Document Type thesis Author Name Sader, Roula E. URN etd-0508103-223328 Title Design-Build in the Commonwealth of Massachusetts Degree MS Department Civil & Environmental Engineering Advisors Dr. Guillermo Salazar, Advisor Dr. Frederic Hart, Department Head Keywords design-build Alternative project delivery methods filed sub-bid legislation Massachusetts General Laws Date of Presentation/Defense 2003-04-18 Availability unrestricted
Massachusetts General Laws (M.G.L.’s) require state agencies to procure construction contracts using the design-bid-build project delivery system, unless special legislation is enacted to allow the use of alternative methods. Considering the wide range of alternative delivery methods for construction contracts, this thesis focuses on design-build on public projects. Even though Massachusetts laws do not expressly prohibit design-build, they do preclude its use indirectly by requiring the separation of design and construction services, and by requiring that construction contracts be awarded to the lowest responsible bidder only after the project is fully designed.

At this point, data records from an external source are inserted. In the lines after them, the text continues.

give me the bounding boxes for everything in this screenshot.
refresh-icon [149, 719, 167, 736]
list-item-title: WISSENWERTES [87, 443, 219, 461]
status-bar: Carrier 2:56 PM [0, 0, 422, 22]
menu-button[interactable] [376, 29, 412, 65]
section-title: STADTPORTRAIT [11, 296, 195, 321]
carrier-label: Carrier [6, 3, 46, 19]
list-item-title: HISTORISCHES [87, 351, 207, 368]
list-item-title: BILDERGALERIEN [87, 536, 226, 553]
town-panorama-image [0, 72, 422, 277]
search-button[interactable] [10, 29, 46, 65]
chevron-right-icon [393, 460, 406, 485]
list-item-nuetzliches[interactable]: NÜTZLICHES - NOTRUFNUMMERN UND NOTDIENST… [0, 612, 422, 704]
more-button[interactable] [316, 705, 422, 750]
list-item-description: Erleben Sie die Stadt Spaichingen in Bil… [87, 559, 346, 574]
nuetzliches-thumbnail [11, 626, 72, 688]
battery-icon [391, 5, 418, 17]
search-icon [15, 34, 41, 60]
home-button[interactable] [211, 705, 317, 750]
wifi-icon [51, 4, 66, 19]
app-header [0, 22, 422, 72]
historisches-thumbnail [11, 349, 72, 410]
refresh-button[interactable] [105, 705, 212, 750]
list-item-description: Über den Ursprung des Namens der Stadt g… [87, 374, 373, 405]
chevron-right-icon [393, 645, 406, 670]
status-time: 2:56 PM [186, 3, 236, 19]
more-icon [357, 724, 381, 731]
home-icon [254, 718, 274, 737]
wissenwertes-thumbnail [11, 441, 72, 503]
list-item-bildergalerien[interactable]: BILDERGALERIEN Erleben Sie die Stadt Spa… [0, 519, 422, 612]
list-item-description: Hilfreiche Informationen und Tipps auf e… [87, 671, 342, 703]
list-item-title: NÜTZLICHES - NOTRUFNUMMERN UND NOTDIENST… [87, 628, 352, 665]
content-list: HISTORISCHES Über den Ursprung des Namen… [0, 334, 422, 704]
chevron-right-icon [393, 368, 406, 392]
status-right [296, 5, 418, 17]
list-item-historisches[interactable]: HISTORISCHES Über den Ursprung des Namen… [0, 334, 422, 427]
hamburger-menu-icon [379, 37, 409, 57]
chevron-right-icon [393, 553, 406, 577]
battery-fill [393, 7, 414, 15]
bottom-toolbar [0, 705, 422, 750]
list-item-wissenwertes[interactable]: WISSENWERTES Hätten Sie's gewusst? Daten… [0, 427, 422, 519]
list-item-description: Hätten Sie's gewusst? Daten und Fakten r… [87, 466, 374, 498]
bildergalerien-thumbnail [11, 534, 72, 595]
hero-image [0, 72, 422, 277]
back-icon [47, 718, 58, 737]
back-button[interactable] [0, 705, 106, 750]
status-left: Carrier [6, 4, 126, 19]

The objectives of this study are to specifically examine the reasons behind the legislature unwillingness to allow design-build as a conventional project delivery method; and to determine the likelihood that design-build will become a conventional delivery system in Massachusetts in the future. For this purpose, several academic research papers, case studies and industry reports have been reviewed. As well, pertinent sections of the M.G.L.’s and other references have been examined. Personal interviews were conducted with key representatives of the public and private sectors, who provided valuable input regarding design-build on public projects.
The analysis of the information collected reveals that three principal areas seem to hinder any successful attempts to enact a legislation making design-build a conventional delivery method. These areas can be summarized as (1) loss of opportunities for the design and construction community, (2) technical and management issues at the public sector level, and (3) nature of the political environment in Massachusetts. Due to the unpredictable political environment, and the competing interests within the private sector, within the public sector, and between the private and public sectors, it is highly unlikely that design-build will become a conventional delivery method for public projects in the near future.
The report concludes with recommendations to increase the likelihood of design-build to become a conventional project delivery method, considering the issues denoted above.